In 2017, HSHC took in 3,327 cats, dogs, rabbits and other small animals, farm animals, birds and reptiles, and wildlife, or about 9.1 animals every day. After feeding and vaccinating the animals, and in some cases medicating, microchipping and spaying or neutering, 1,946 animals were adopted, 355 lost pets were returned to their owners and 677 were transferred to rescue groups.
“Our team is extraordinarily proud to share our live release rate with the community,” said Jen Swanson, HSHC’s executive director. “There are so many factors that influence this statistic – from local businesses, to government officials, to our relationships with other animal welfare organizations, just to name a few – who believe in our mission and help to make an impactful difference in the lives of every animal that comes through our doors.”

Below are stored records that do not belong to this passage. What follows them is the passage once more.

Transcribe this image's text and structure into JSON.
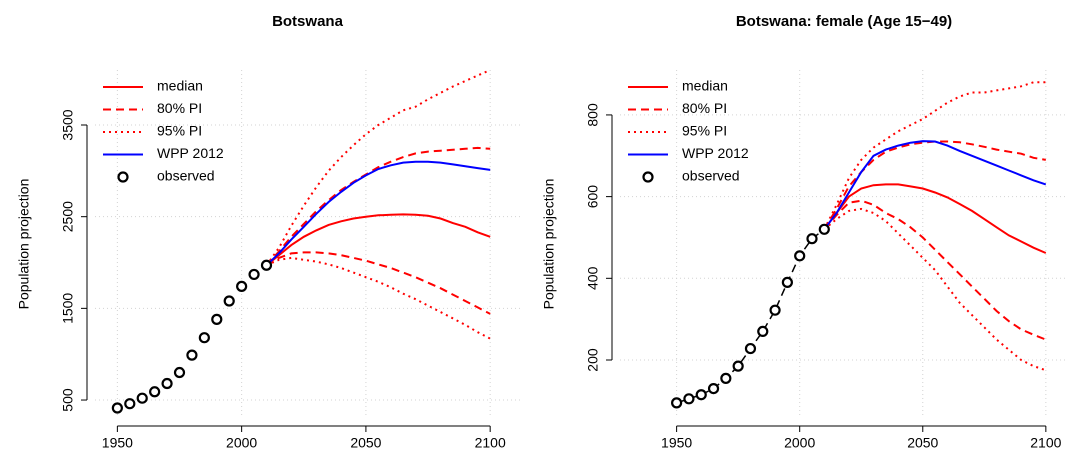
{
  "chart_data": [
    {
      "type": "line",
      "title": "Botswana",
      "y_label": "Population projection",
      "x": [
        1950,
        1955,
        1960,
        1965,
        1970,
        1975,
        1980,
        1985,
        1990,
        1995,
        2000,
        2005,
        2010,
        2015,
        2020,
        2025,
        2030,
        2035,
        2040,
        2045,
        2050,
        2055,
        2060,
        2065,
        2070,
        2075,
        2080,
        2085,
        2090,
        2095,
        2100
      ],
      "xlim": [
        1941,
        2112
      ],
      "xticks": [
        1950,
        2000,
        2050,
        2100
      ],
      "ylim": [
        304,
        4100
      ],
      "yticks": [
        500,
        1500,
        2500,
        3500
      ],
      "grid": true,
      "legend": "top-left",
      "series": [
        {
          "name": "median",
          "color": "#ff0000",
          "dash": "solid",
          "values": [
            null,
            null,
            null,
            null,
            null,
            null,
            null,
            null,
            null,
            null,
            null,
            null,
            1970,
            2080,
            2190,
            2280,
            2350,
            2410,
            2450,
            2480,
            2500,
            2515,
            2520,
            2525,
            2520,
            2510,
            2480,
            2430,
            2390,
            2330,
            2280
          ]
        },
        {
          "name": "80% PI",
          "color": "#ff0000",
          "dash": "dashed",
          "values": [
            null,
            null,
            null,
            null,
            null,
            null,
            null,
            null,
            null,
            null,
            null,
            null,
            1970,
            2120,
            2280,
            2420,
            2560,
            2680,
            2790,
            2880,
            2960,
            3040,
            3100,
            3150,
            3190,
            3210,
            3220,
            3230,
            3240,
            3250,
            3240
          ],
          "lower_values": [
            null,
            null,
            null,
            null,
            null,
            null,
            null,
            null,
            null,
            null,
            null,
            null,
            1970,
            2050,
            2100,
            2110,
            2110,
            2100,
            2080,
            2050,
            2020,
            1980,
            1940,
            1890,
            1840,
            1780,
            1720,
            1650,
            1580,
            1510,
            1440
          ]
        },
        {
          "name": "95% PI",
          "color": "#ff0000",
          "dash": "dotted",
          "values": [
            null,
            null,
            null,
            null,
            null,
            null,
            null,
            null,
            null,
            null,
            null,
            null,
            1970,
            2160,
            2400,
            2620,
            2820,
            3000,
            3150,
            3280,
            3400,
            3500,
            3580,
            3660,
            3700,
            3780,
            3850,
            3920,
            3980,
            4040,
            4100
          ],
          "lower_values": [
            null,
            null,
            null,
            null,
            null,
            null,
            null,
            null,
            null,
            null,
            null,
            null,
            1970,
            2030,
            2050,
            2030,
            2010,
            1980,
            1940,
            1890,
            1840,
            1790,
            1730,
            1660,
            1600,
            1530,
            1460,
            1390,
            1320,
            1240,
            1170
          ]
        },
        {
          "name": "WPP 2012",
          "color": "#0000ff",
          "dash": "solid",
          "values": [
            null,
            null,
            null,
            null,
            null,
            null,
            null,
            null,
            null,
            null,
            null,
            null,
            1970,
            2100,
            2250,
            2390,
            2530,
            2660,
            2770,
            2870,
            2950,
            3020,
            3060,
            3090,
            3100,
            3100,
            3090,
            3070,
            3050,
            3030,
            3010
          ]
        },
        {
          "name": "observed",
          "color": "#000000",
          "style": "points",
          "values": [
            413,
            460,
            520,
            590,
            680,
            800,
            990,
            1180,
            1380,
            1580,
            1740,
            1870,
            1970,
            null,
            null,
            null,
            null,
            null,
            null,
            null,
            null,
            null,
            null,
            null,
            null,
            null,
            null,
            null,
            null,
            null,
            null
          ]
        }
      ]
    },
    {
      "type": "line",
      "title": "Botswana: female (Age 15−49)",
      "y_label": "Population projection",
      "x": [
        1950,
        1955,
        1960,
        1965,
        1970,
        1975,
        1980,
        1985,
        1990,
        1995,
        2000,
        2005,
        2010,
        2015,
        2020,
        2025,
        2030,
        2035,
        2040,
        2045,
        2050,
        2055,
        2060,
        2065,
        2070,
        2075,
        2080,
        2085,
        2090,
        2095,
        2100
      ],
      "xlim": [
        1927,
        2109
      ],
      "xticks": [
        1950,
        2000,
        2050,
        2100
      ],
      "ylim": [
        58,
        910
      ],
      "yticks": [
        200,
        400,
        600,
        800
      ],
      "grid": true,
      "legend": "top-left",
      "series": [
        {
          "name": "median",
          "color": "#ff0000",
          "dash": "solid",
          "values": [
            null,
            null,
            null,
            null,
            null,
            null,
            null,
            null,
            null,
            null,
            null,
            null,
            520,
            560,
            600,
            620,
            628,
            630,
            630,
            625,
            620,
            610,
            598,
            582,
            565,
            545,
            525,
            505,
            490,
            475,
            462
          ]
        },
        {
          "name": "80% PI",
          "color": "#ff0000",
          "dash": "dashed",
          "values": [
            null,
            null,
            null,
            null,
            null,
            null,
            null,
            null,
            null,
            null,
            null,
            null,
            520,
            570,
            625,
            660,
            690,
            710,
            720,
            728,
            732,
            735,
            735,
            733,
            728,
            722,
            715,
            710,
            705,
            695,
            690
          ],
          "lower_values": [
            null,
            null,
            null,
            null,
            null,
            null,
            null,
            null,
            null,
            null,
            null,
            null,
            520,
            555,
            585,
            590,
            580,
            560,
            545,
            525,
            500,
            470,
            440,
            410,
            380,
            350,
            320,
            295,
            275,
            262,
            250
          ]
        },
        {
          "name": "95% PI",
          "color": "#ff0000",
          "dash": "dotted",
          "values": [
            null,
            null,
            null,
            null,
            null,
            null,
            null,
            null,
            null,
            null,
            null,
            null,
            520,
            580,
            645,
            690,
            720,
            740,
            760,
            775,
            790,
            810,
            830,
            845,
            855,
            855,
            860,
            865,
            870,
            880,
            880
          ],
          "lower_values": [
            null,
            null,
            null,
            null,
            null,
            null,
            null,
            null,
            null,
            null,
            null,
            null,
            520,
            545,
            565,
            570,
            560,
            540,
            510,
            480,
            450,
            420,
            380,
            340,
            310,
            280,
            250,
            225,
            200,
            185,
            175
          ]
        },
        {
          "name": "WPP 2012",
          "color": "#0000ff",
          "dash": "solid",
          "values": [
            null,
            null,
            null,
            null,
            null,
            null,
            null,
            null,
            null,
            null,
            null,
            null,
            520,
            560,
            610,
            660,
            700,
            715,
            725,
            732,
            736,
            735,
            725,
            712,
            700,
            688,
            676,
            664,
            652,
            640,
            630
          ]
        },
        {
          "name": "observed",
          "color": "#000000",
          "style": "points",
          "line": "dashed",
          "values": [
            95,
            105,
            115,
            130,
            155,
            185,
            228,
            270,
            322,
            390,
            455,
            497,
            520,
            null,
            null,
            null,
            null,
            null,
            null,
            null,
            null,
            null,
            null,
            null,
            null,
            null,
            null,
            null,
            null,
            null,
            null
          ]
        }
      ]
    }
  ]
}
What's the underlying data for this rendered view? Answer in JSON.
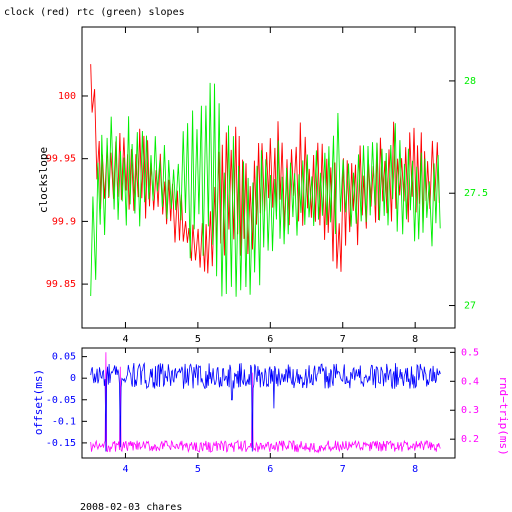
{
  "header": {
    "title": "clock (red) rtc (green) slopes",
    "footer": "2008-02-03 chares"
  },
  "colors": {
    "clock": "#ff0000",
    "rtc": "#00ee00",
    "offset": "#0000ff",
    "rndtrip": "#ff00ff",
    "axis": "#000000"
  },
  "chart_data": [
    {
      "type": "line",
      "title": "clock (red) rtc (green) slopes",
      "xlabel": "",
      "ylabel": "clockslope",
      "xlim": [
        3.4,
        8.55
      ],
      "ylim_left": [
        99.815,
        100.055
      ],
      "ylim_right": [
        26.9,
        28.24
      ],
      "x_ticks": [
        4,
        5,
        6,
        7,
        8
      ],
      "y_ticks_left": [
        99.85,
        99.9,
        99.95,
        100
      ],
      "y_ticks_right": [
        27,
        27.5,
        28
      ],
      "grid": false,
      "series": [
        {
          "name": "clock",
          "axis": "left",
          "color": "#ff0000",
          "x_start": 3.52,
          "x_end": 8.35,
          "envelope_x": [
            3.52,
            3.56,
            3.62,
            3.7,
            3.9,
            4.1,
            4.3,
            4.45,
            4.6,
            4.72,
            4.85,
            5.0,
            5.15,
            5.3,
            5.45,
            5.6,
            5.75,
            5.85,
            6.0,
            6.2,
            6.4,
            6.6,
            6.8,
            6.92,
            6.96,
            7.0,
            7.1,
            7.3,
            7.5,
            7.7,
            7.9,
            8.1,
            8.35
          ],
          "envelope_low": [
            99.96,
            99.99,
            99.9,
            99.91,
            99.9,
            99.9,
            99.89,
            99.89,
            99.89,
            99.87,
            99.87,
            99.86,
            99.85,
            99.85,
            99.85,
            99.86,
            99.87,
            99.9,
            99.9,
            99.89,
            99.89,
            99.88,
            99.87,
            99.84,
            99.82,
            99.87,
            99.88,
            99.88,
            99.89,
            99.89,
            99.89,
            99.89,
            99.89
          ],
          "envelope_high": [
            100.035,
            100.03,
            99.98,
            99.97,
            99.97,
            99.98,
            99.97,
            99.96,
            99.95,
            99.93,
            99.91,
            99.9,
            99.91,
            99.97,
            99.99,
            99.97,
            99.95,
            99.97,
            99.98,
            99.98,
            99.98,
            99.97,
            99.97,
            99.96,
            99.93,
            99.97,
            99.97,
            99.96,
            99.97,
            99.98,
            99.98,
            99.975,
            99.97
          ]
        },
        {
          "name": "rtc",
          "axis": "right",
          "color": "#00ee00",
          "x_start": 3.52,
          "x_end": 8.35,
          "envelope_x": [
            3.52,
            3.6,
            3.7,
            3.9,
            4.1,
            4.3,
            4.5,
            4.7,
            4.85,
            5.0,
            5.15,
            5.3,
            5.45,
            5.6,
            5.75,
            5.85,
            6.0,
            6.2,
            6.4,
            6.6,
            6.8,
            6.9,
            6.95,
            7.0,
            7.1,
            7.3,
            7.5,
            7.7,
            7.9,
            8.1,
            8.35
          ],
          "envelope_low": [
            27.04,
            27.1,
            27.3,
            27.3,
            27.3,
            27.35,
            27.4,
            27.3,
            27.2,
            27.15,
            27.1,
            27.05,
            27.0,
            26.98,
            26.95,
            27.05,
            27.2,
            27.25,
            27.3,
            27.3,
            27.3,
            27.25,
            27.3,
            27.3,
            27.35,
            27.35,
            27.35,
            27.3,
            27.3,
            27.25,
            27.25
          ],
          "envelope_high": [
            27.45,
            27.7,
            27.85,
            27.85,
            27.85,
            27.8,
            27.75,
            27.7,
            27.85,
            28.1,
            28.1,
            27.95,
            27.8,
            27.7,
            27.7,
            27.8,
            27.75,
            27.75,
            27.72,
            27.7,
            27.7,
            27.85,
            28.1,
            27.7,
            27.7,
            27.75,
            27.85,
            27.85,
            27.75,
            27.7,
            27.7
          ]
        }
      ]
    },
    {
      "type": "line",
      "xlabel": "",
      "ylabel_left": "offset(ms)",
      "ylabel_right": "rnd−trip(ms)",
      "xlim": [
        3.4,
        8.55
      ],
      "ylim_left": [
        -0.185,
        0.07
      ],
      "ylim_right": [
        0.135,
        0.515
      ],
      "x_ticks": [
        4,
        5,
        6,
        7,
        8
      ],
      "y_ticks_left": [
        -0.15,
        -0.1,
        -0.05,
        0,
        0.05
      ],
      "y_ticks_right": [
        0.2,
        0.3,
        0.4,
        0.5
      ],
      "grid": false,
      "series": [
        {
          "name": "offset",
          "axis": "left",
          "color": "#0000ff",
          "x_start": 3.52,
          "x_end": 8.35,
          "baseline": 0.005,
          "amplitude": 0.03,
          "spikes": [
            {
              "x": 3.73,
              "y": -0.17
            },
            {
              "x": 3.93,
              "y": -0.16
            },
            {
              "x": 5.47,
              "y": -0.05
            },
            {
              "x": 5.75,
              "y": -0.17
            },
            {
              "x": 6.05,
              "y": -0.07
            }
          ]
        },
        {
          "name": "rnd-trip",
          "axis": "right",
          "color": "#ff00ff",
          "x_start": 3.52,
          "x_end": 8.35,
          "baseline": 0.175,
          "amplitude": 0.02,
          "spikes": [
            {
              "x": 3.73,
              "y": 0.5
            },
            {
              "x": 3.93,
              "y": 0.45
            },
            {
              "x": 5.75,
              "y": 0.43
            }
          ]
        }
      ]
    }
  ]
}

HSHC’s annual intake has been on the decline over the last several years due, in part, to a number of shelter intervention programs to keep animals from entering the shelter to begin with.
Shelter intervention programs help pets and people stay together when circumstances threaten to separate them. The shelter began offering a pet food pantry several years ago to help families keep their pets during times of financial hardship. Last year, 308 visitors took home 471 bags of dog food and 269 bags of cat food.
Behavioral issues can also land an animal in the shelter, so the shelter partners with Mutt Magic Training, a private trainer. Mutt Magic visits the shelter twice a month, offering free behavioral consultations and counseling. Mutt Magic also leads several group training classes open to the general public with a reduced rate for folks who’ve adopted a dog from HSHC. Other programs help people find pet-friendly housing and locate low-cost spay and neuter resources.
“With limited resources and an average of 9 animals arriving at the shelter every day, our team consistently rises to the challenge,” added Cat Kelly, HSHC’s director of shelter operations. “We have 237 volunteers who together gave 8,962 hours of service to the animals. In addition, dozens of foster parents (including many members of our staff) took 362 vulnerable animals into their homes until they were old enough or healthy enough for adoption.”
“We’ve also implemented a number of creative approaches including waived-fee adoption promotions, modifying policies that are a barrier to adoption, and staff education and training,” Kelly added.
Harford County residents can be part of the solution by spaying and neutering their pets, microchipping their pets, adopting from a shelter or rescue, becoming a foster parent or shelter volunteer, and donating funds or pet supplies.